También lo fue para algunos de sus generales, alguno de los cuales, incluso, protagonizó algún intento de conspiración, como la «de Oporto», provocando la inmediata reacción del Napoleón, que los apartó del Ejército. El historiador francés explica que algunos de estos, como es el caso de Junot y Fournier-Sarlovèze, sufrieron enfermedades mentales clínicamente probadas por los reveses sufridos en sus enfrentamientos con los españoles, puesto que eran soldados con el espíritu ya quebrado por las heridas y la furia de quince años de guerras. Otros mostraron su oposición al despotismo del emperador por razones mucho más egoístas. «Nos quitó de cargar la mochila antes de tiempo», reprochó en 1814 el mariscal Lefebvre, al considerar que no les había permitido enriquecerse tanto como él al ordenar la huida de España. Lo dijo precisamente tras la entrevista que los mariscales sostuvieron con él para forzarle a su primera abdicación.

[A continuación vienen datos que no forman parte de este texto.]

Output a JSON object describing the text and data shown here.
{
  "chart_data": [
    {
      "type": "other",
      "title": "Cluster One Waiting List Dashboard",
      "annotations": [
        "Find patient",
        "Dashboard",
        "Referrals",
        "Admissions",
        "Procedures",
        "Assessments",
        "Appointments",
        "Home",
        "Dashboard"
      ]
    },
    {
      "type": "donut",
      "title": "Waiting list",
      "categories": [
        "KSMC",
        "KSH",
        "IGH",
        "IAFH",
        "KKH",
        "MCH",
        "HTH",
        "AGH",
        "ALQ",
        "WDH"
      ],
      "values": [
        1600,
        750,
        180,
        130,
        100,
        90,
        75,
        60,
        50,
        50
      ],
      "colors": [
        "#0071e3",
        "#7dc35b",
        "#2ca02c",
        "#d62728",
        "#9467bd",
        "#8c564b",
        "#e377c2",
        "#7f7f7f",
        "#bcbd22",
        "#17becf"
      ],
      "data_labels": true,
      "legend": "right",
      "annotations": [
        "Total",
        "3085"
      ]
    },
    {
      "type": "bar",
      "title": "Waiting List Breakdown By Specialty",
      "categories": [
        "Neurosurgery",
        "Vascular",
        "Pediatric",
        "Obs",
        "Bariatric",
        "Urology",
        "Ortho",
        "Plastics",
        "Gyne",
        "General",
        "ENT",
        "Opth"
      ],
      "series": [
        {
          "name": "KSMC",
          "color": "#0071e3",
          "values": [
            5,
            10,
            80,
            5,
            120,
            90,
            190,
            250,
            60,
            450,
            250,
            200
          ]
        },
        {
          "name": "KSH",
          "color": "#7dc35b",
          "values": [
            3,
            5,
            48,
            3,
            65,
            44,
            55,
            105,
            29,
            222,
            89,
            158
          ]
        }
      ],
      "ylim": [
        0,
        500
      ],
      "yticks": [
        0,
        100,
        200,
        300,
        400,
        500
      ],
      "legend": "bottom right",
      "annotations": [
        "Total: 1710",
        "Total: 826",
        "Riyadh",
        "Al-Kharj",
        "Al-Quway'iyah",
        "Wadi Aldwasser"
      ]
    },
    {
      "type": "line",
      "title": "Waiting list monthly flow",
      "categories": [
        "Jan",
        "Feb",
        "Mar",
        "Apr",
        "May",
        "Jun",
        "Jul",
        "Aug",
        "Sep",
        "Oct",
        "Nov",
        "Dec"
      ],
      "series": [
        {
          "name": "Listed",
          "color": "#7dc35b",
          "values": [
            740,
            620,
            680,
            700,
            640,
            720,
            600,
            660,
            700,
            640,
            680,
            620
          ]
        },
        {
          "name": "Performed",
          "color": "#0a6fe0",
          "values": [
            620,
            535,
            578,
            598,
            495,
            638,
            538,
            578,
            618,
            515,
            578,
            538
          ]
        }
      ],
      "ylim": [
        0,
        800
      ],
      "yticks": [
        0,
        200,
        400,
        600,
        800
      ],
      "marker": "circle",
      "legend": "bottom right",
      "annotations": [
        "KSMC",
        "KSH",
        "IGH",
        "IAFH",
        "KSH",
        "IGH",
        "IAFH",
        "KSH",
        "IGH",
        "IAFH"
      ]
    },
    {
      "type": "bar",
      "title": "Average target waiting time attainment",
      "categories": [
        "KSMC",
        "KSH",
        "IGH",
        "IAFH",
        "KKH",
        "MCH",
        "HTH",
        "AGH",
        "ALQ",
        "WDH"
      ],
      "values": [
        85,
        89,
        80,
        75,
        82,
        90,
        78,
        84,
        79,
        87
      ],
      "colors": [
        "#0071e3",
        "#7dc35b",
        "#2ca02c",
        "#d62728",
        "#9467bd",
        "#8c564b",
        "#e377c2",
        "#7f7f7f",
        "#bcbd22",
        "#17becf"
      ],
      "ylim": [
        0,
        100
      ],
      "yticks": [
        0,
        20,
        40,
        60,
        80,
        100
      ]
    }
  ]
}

Y aunque la catástrofe final ha sido calificada como la «úlcera» de Napoleón , al emperador le costó reconocer su error hasta siete años después, cuando fue desterrado a la isla de Santa Elena tras la derrota en Waterloo. «Todas las circunstancias de mis desastres vienen a vincularse con este nudo fatal; la guerra de España destruyó mi reputación en Europa, enmarañó mis dificultades y abrió una escuela para los soldados ingleses. Fui yo quien formó al ejército británico en la Península», escribió finalmente.